Damit Unternehmen wachsen und gedeihen können, brauchen sie vor allem eine kluge Geschäftsidee, genügend Kapital und qualifizierte Mitarbeiter. An Kapital und Ideen mangelt es nicht bei uns. Und noch gibt es im Saarland genug Erwerbstätige. Mit aktuell rund 390.000 sozialversicherungspflichtigen Arbeitnehmern bewegt sich der Beschäftigtenstand sogar auf einem Rekordniveau. Doch der „Nachschub“ droht zu versiegen. Das ist bereits heute spürbar. So stehen den 2.000 jungen Menschen, die derzeit ihren Einstieg ins Berufsleben über die Regionaldirektion für Arbeit suchen, 3.400 unbesetzte Ausbildungsstellen gegenüber. Das heißt: Die Unternehmen werden auch in diesem Jahr wieder nicht jede angebotene Stelle besetzen können. Damit droht der Fachkräftemangel zur Wachstumsbremse zu werden – für die Unternehmen und für das Saarland.

Vor diesem Hintergrund hat die saarländische Landesregierung zusammen mit den für die Berufsausbildung zuständigen Kammern eine ganze Reihe von Initiativen gestartet, um für die duale Berufsausbildung zu werben. „Ausbildung – Das beste Training deines Lebens“, mit diesem Slogan wirbt etwa unsere IHK für die Ausbildung. Mit all diesen Kampagnen haben wir nicht nur das Saarland, sondern auch unsere Nachbarn in der Großregion im Blick.
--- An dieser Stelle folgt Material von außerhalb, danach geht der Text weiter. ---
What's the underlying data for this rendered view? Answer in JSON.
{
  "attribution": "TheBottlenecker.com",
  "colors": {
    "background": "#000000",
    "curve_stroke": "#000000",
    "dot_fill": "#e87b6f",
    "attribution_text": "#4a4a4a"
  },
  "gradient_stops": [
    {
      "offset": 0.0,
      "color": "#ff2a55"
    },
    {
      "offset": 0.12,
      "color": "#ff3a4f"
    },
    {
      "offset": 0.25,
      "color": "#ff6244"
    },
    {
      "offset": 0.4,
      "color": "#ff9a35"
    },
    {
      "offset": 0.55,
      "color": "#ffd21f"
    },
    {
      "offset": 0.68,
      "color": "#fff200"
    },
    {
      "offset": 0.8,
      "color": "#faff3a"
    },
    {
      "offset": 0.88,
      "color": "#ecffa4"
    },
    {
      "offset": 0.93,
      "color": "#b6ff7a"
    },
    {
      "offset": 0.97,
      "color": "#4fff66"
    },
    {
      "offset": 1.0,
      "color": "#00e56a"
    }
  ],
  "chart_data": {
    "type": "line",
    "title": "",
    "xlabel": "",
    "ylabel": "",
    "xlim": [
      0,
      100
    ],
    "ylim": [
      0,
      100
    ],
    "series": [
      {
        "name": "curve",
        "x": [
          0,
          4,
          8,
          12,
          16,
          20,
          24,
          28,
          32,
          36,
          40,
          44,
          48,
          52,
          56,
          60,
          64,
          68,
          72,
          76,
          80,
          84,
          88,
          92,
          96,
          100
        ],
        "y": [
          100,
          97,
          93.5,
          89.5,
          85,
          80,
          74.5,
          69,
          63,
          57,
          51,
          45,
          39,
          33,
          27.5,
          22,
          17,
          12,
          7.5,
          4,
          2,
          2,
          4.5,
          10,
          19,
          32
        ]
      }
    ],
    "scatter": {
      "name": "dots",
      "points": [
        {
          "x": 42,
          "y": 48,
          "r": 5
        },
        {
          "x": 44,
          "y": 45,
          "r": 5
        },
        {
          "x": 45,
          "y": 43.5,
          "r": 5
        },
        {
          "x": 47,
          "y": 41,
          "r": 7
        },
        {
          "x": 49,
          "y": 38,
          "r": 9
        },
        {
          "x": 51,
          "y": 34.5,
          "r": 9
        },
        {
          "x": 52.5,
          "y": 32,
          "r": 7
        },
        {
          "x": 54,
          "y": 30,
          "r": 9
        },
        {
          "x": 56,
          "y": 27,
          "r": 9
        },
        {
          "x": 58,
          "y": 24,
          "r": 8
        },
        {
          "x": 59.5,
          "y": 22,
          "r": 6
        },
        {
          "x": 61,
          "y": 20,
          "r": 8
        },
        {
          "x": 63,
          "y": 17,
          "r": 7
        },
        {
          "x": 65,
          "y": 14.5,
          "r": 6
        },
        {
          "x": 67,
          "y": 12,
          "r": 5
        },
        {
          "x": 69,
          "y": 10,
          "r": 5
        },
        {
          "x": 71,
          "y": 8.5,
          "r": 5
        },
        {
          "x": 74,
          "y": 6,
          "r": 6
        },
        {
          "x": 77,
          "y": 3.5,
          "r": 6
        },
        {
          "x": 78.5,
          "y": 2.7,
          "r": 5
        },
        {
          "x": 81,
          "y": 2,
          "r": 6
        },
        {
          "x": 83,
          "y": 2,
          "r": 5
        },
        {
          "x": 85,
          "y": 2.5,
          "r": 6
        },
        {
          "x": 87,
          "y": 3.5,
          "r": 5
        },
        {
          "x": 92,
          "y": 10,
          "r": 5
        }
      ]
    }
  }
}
Welche bislang kaum genutzten Chancen hier bestehen, zeigt etwa der Blick nach Lothringen, wo junge Menschen nur schwer eine Stelle finden und wo im vergangenen Jahr fast jeder fünfte Jugendliche auf Jobsuche war.

Doch so bedrückend diese Situation für die Betroffenen auch sein mag, nur wenige von ihnen sind aus eigenem Antrieb bereit, jenseits der Grenze eine Berufsausbildung zu beginnen. Neben der Sprachbarriere und Mobilitätshindernissen spielen hierfür auch kulturelle und institutionelle Faktoren eine Rolle. Ein Beispiel dafür ist das französische Schulsystem. Es ist stark lehrerzentriert und auf die Vermittlung eines breitgefächerten Allgemeinwissens ausgerichtet. Mit der Fokussierung auf ein hierarchisch geprägtes Gesellschaftssystem befördert es das Gegenteil von Eigenverantwortung und selbständigem Handeln. Berufsorientierung findet kaum statt. Hinzu kommt, dass die vollzeitschulische Berufsausbildung, die mit dem „bac professionnel“ abschließt, einem deutschen Berufsabschluss gleichgestellt ist. Aus Sicht der französischen Jugendlichen macht es deshalb wenig Sinn, noch eine Ausbildung in Deutschland anzuschließen.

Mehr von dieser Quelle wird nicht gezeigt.